Ethel Alice Kirkpatrick, painter, printmaker, illustrator, and jeweler, was born in Clerkenwell, London on 30 November 1869, the daughter of Mary and Thomas Sutton Kirkpatrick. Her mother was from Yorkshire, her father was a professional soldier from a landed family at Coolmine in Dublin. Thomas Kirkpatrick was the resident governor of the Cold Bath Fields Prison where Ethel was born. Her older sister, Ida Marion Kirkpatrick (1866 - 1950) was also an artist.
Ethel studied at the Royal Academy Schools and the Central School of Arts and Crafts in London where she learned enameling and woodcut. It is presumed that Frank Morley Fletcher instructed her in woodcut techniques. She continued her studies at the Académie Julien in Paris.
Of independent means, the Kirkpatrick sisters traveled widely. They visited the artist colony of St Ives in Cornwall on numerous occasions and they also had a twenty year association with the artist’s colony at Walberswick in Suffolk. Both sisters moved back to the family home, The Gables at Harrow-on-the Hill, in 1906 where they had a studio to work in.
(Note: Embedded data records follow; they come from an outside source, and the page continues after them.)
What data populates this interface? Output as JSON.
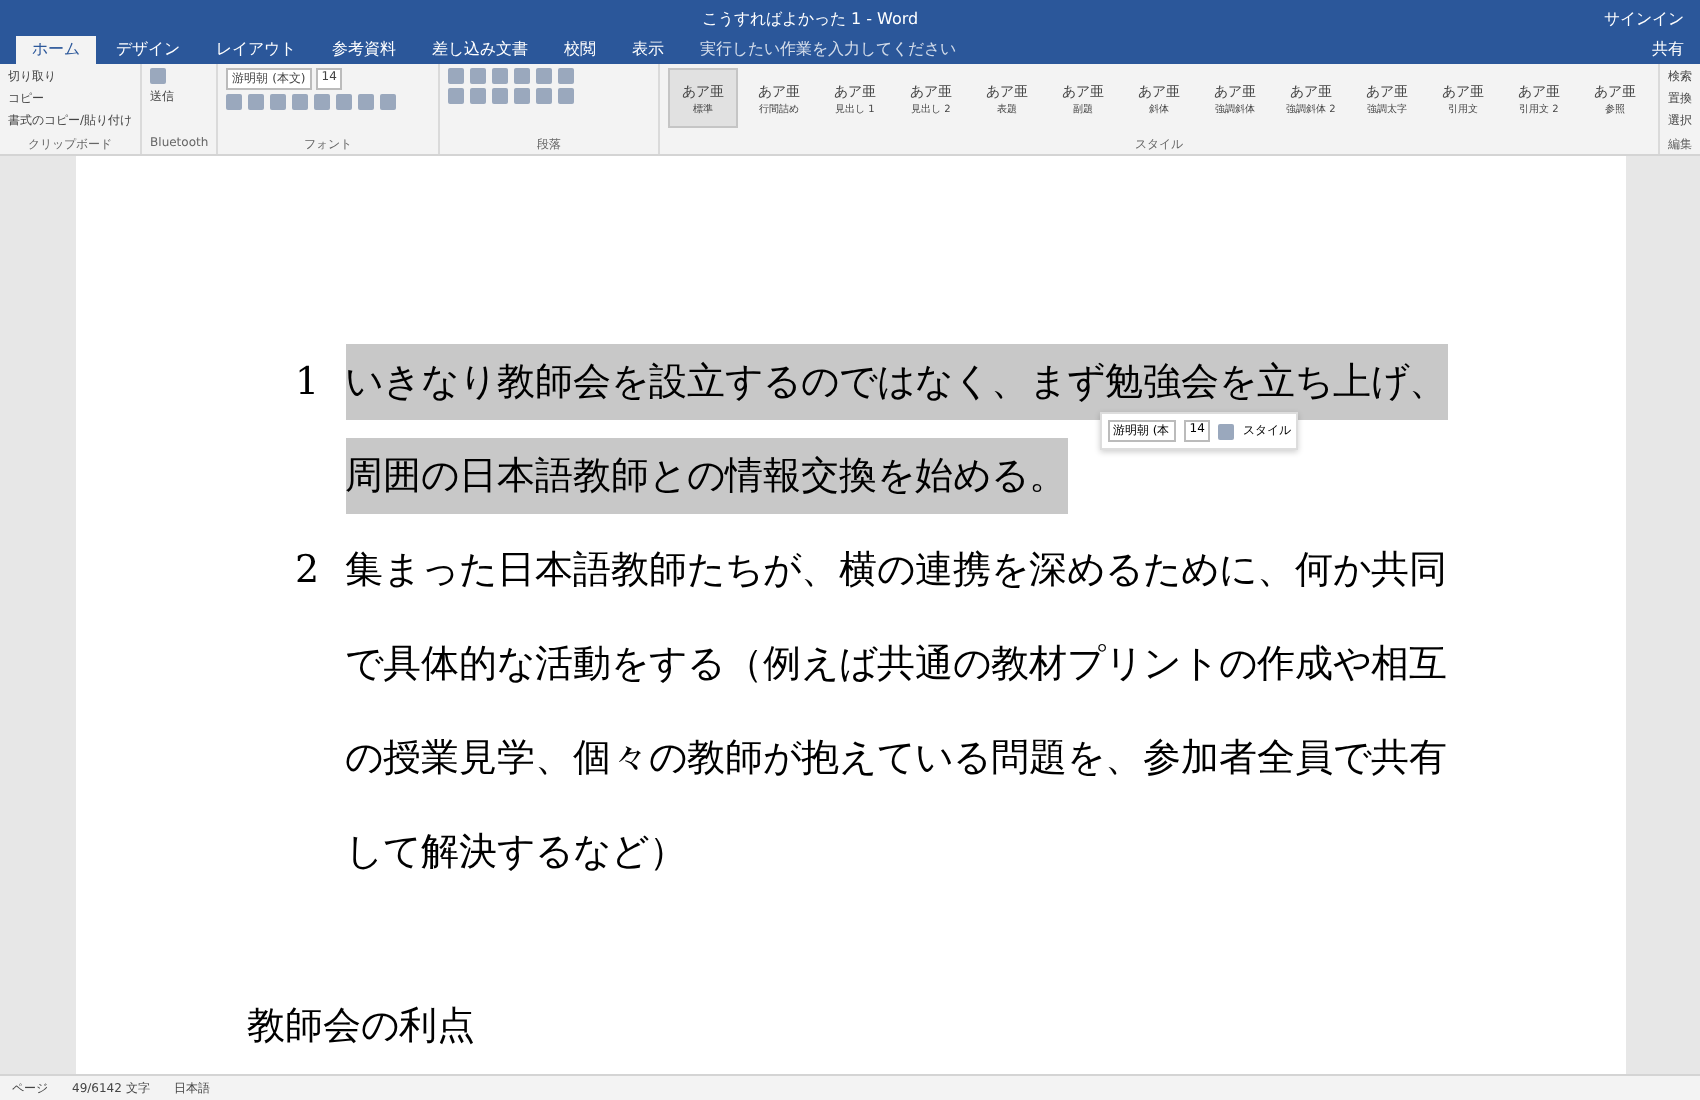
{
  "window": {
    "title": "こうすればよかった 1 - Word",
    "sign_in": "サインイン",
    "share": "共有"
  },
  "tabs": [
    {
      "label": "ホーム",
      "selected": true
    },
    {
      "label": "デザイン",
      "selected": false
    },
    {
      "label": "レイアウト",
      "selected": false
    },
    {
      "label": "参考資料",
      "selected": false
    },
    {
      "label": "差し込み文書",
      "selected": false
    },
    {
      "label": "校閲",
      "selected": false
    },
    {
      "label": "表示",
      "selected": false
    }
  ],
  "tell_me": {
    "placeholder": "実行したい作業を入力してください"
  },
  "clipboard": {
    "items": [
      "切り取り",
      "コピー",
      "書式のコピー/貼り付け"
    ],
    "label": "クリップボード"
  },
  "bluetooth": {
    "label": "Bluetooth",
    "button": "送信"
  },
  "font": {
    "name": "游明朝 (本文)",
    "size": "14",
    "label": "フォント"
  },
  "paragraph": {
    "label": "段落"
  },
  "styles": {
    "label": "スタイル",
    "items": [
      {
        "sample": "あア亜",
        "name": "標準",
        "selected": true
      },
      {
        "sample": "あア亜",
        "name": "行間詰め",
        "selected": false
      },
      {
        "sample": "あア亜",
        "name": "見出し 1",
        "selected": false
      },
      {
        "sample": "あア亜",
        "name": "見出し 2",
        "selected": false
      },
      {
        "sample": "あア亜",
        "name": "表題",
        "selected": false
      },
      {
        "sample": "あア亜",
        "name": "副題",
        "selected": false
      },
      {
        "sample": "あア亜",
        "name": "斜体",
        "selected": false
      },
      {
        "sample": "あア亜",
        "name": "強調斜体",
        "selected": false
      },
      {
        "sample": "あア亜",
        "name": "強調斜体 2",
        "selected": false
      },
      {
        "sample": "あア亜",
        "name": "強調太字",
        "selected": false
      },
      {
        "sample": "あア亜",
        "name": "引用文",
        "selected": false
      },
      {
        "sample": "あア亜",
        "name": "引用文 2",
        "selected": false
      },
      {
        "sample": "あア亜",
        "name": "参照",
        "selected": false
      }
    ]
  },
  "editing": {
    "items": [
      "検索",
      "置換",
      "選択"
    ],
    "label": "編集"
  },
  "document": {
    "items": [
      {
        "number": "1",
        "selected": true,
        "lines": [
          "いきなり教師会を設立するのではなく、まず勉強会を立ち上げ、",
          "周囲の日本語教師との情報交換を始める。"
        ]
      },
      {
        "number": "2",
        "selected": false,
        "lines": [
          "集まった日本語教師たちが、横の連携を深めるために、何か共同",
          "で具体的な活動をする（例えば共通の教材プリントの作成や相互",
          "の授業見学、個々の教師が抱えている問題を、参加者全員で共有",
          "して解決するなど）"
        ]
      }
    ],
    "heading": "教師会の利点"
  },
  "mini_toolbar": {
    "font": "游明朝 (本",
    "size": "14",
    "styles": "スタイル"
  },
  "status_bar": {
    "page": "ページ",
    "words": "49/6142 文字",
    "language": "日本語"
  }
}
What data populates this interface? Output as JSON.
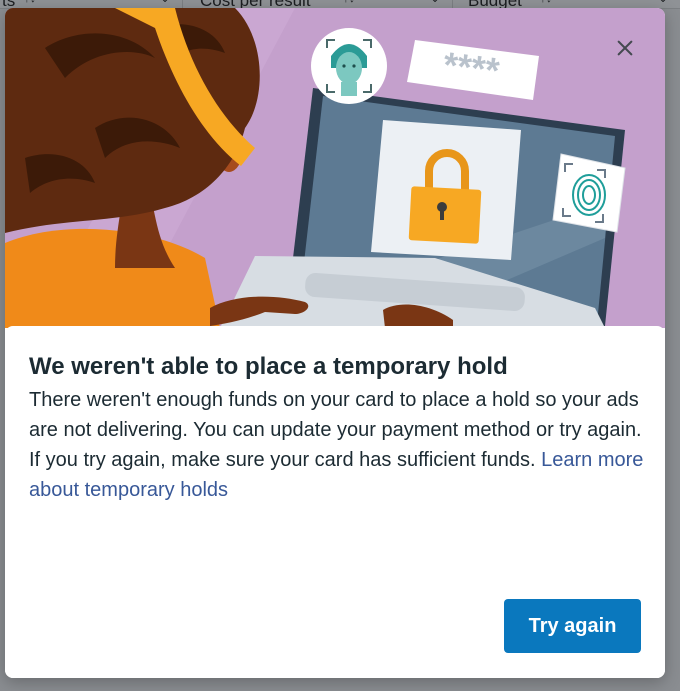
{
  "background": {
    "columns": [
      "ts",
      "Cost per result",
      "Budget"
    ]
  },
  "modal": {
    "title": "We weren't able to place a temporary hold",
    "body": "There weren't enough funds on your card to place a hold so your ads are not delivering. You can update your payment method or try again. If you try again, make sure your card has sufficient funds.",
    "link_text": "Learn more about temporary holds",
    "button_label": "Try again",
    "password_mask": "****"
  },
  "colors": {
    "accent": "#0a78be",
    "link": "#385898",
    "illustration_background": "#c4a0cc"
  },
  "icons": [
    "close-icon",
    "padlock-icon",
    "fingerprint-icon",
    "face-scan-icon",
    "password-icon"
  ]
}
Ethel Kirkpatrick exhibited at the Alpine Club Gallery; the Royal Institute of Painters in Water Colours; the Royal Society of British Artists; the Royal Academy of Arts; the International Society of Sculptors, Painters and Gravers; the Royal Glasgow Institute of the Fine Arts; and the Beaux Arts Gallery. She was a member of and exhibited with the Society of Women Artists, the Society of Graver-Painters, and the Colour Woodcut Society. Kirkpatrick’s work is represented in the National Gallery of Canada, the British Museum, the Victoria and Albert Museum, the Hunterian Museum, Glascow; and the Fine Arts Museums of San Francisco.
Ethel Kirkpatrick died in Holborn on 28 December 1966, outliving her sister Ida by sixteen years.